Grids of stellar models with rotation: V. Models from 1.7 to 120 Msun at zero metallicity

TL;DR

This paper presents a comprehensive grid of zero-metallicity stellar models from 1.7 to 120 solar masses, highlighting how rotation influences their evolution, surface properties, and metal enrichment, with implications for understanding the first stars.

Contribution

The study provides the first extensive grid of rotating and non-rotating Population III stellar models across a wide mass range, emphasizing the effects of rotation on early star evolution.

Findings

Rotation increases core size and H-shell strength.

Massive rotating models reach critical rotation and lose mass.

Rotation affects metal enrichment, sometimes reducing it.

Abstract

Understanding the nature of the first stars is key to understanding the early universe. With new facilities such as JWST we may soon have the first observations of the earliest stellar populations, but to understand these observations we require detailed theoretical models. Here we compute a grid of stellar evolution models using the Geneva code with the aim to improve our understanding of the evolution of zero-metallicity stars, with particular interest in how rotation affects surface properties, interior structure, and metal enrichment.

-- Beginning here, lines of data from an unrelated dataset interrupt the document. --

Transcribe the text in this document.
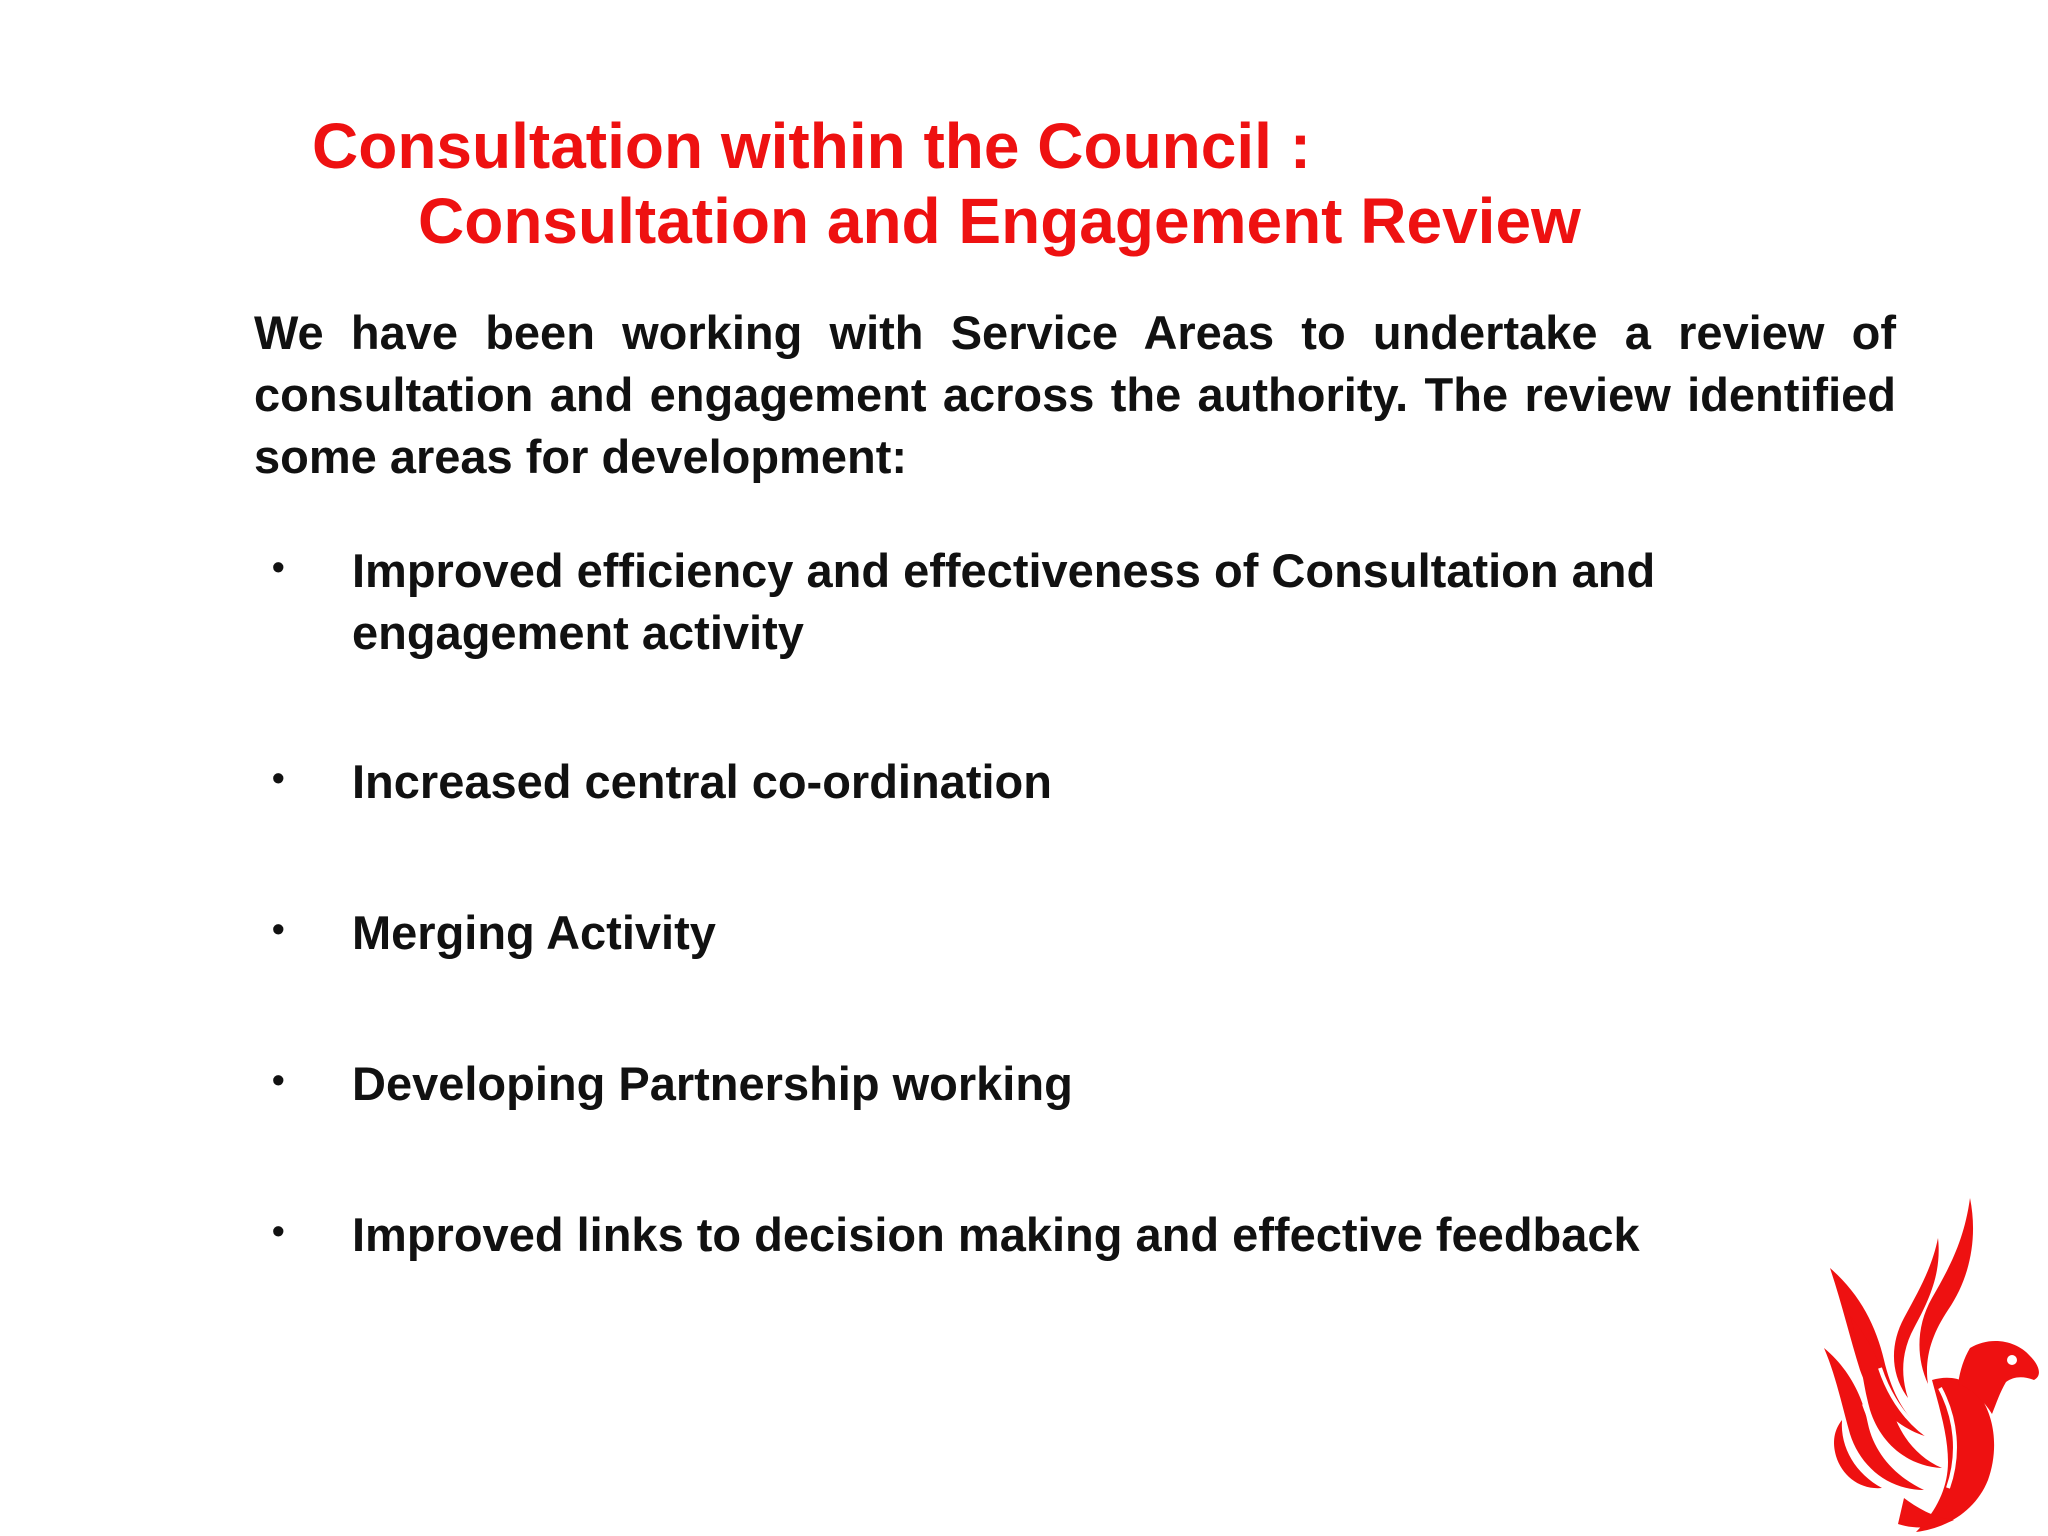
Consultation within the Council :
Consultation and Engagement Review
We have been working with Service Areas to undertake a review of consultation and engagement across the authority. The review identified some areas for development:
• Improved efficiency and effectiveness of Consultation and engagement activity
• Increased central co-ordination
• Merging Activity
• Developing Partnership working
• Improved links to decision making and effective feedback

We produce a range of models of initial masses (Mini) from 1.7 Msun to 120 Msun, focusing on massive models of 9 Msun < Mini < 120 Msun. Our grid includes models with and without rotation, with rotating models having an initial velocity of 40% of the critical velocity. We find that rotation strongly impacts the evolution of the first stars, mainly through increased core size and stronger H-burning shells during core He-burning. Without radiative mass loss, angular momentum builds at the surface in rotating models, thus models of initial masses Mini > 60 Msun reach critical rotation on the main sequence and experience mass loss. We find that rotational mixing strongly affects metal enrichment, but does not always increase metal production as we see at higher metallicities. This is because rotation leads to an earlier CNO boost to the H shell during He-burning, which may hinder metal enrichment depending on initial mass and rotational velocity. Electronic tables of this new grid of Population III models are publicly available.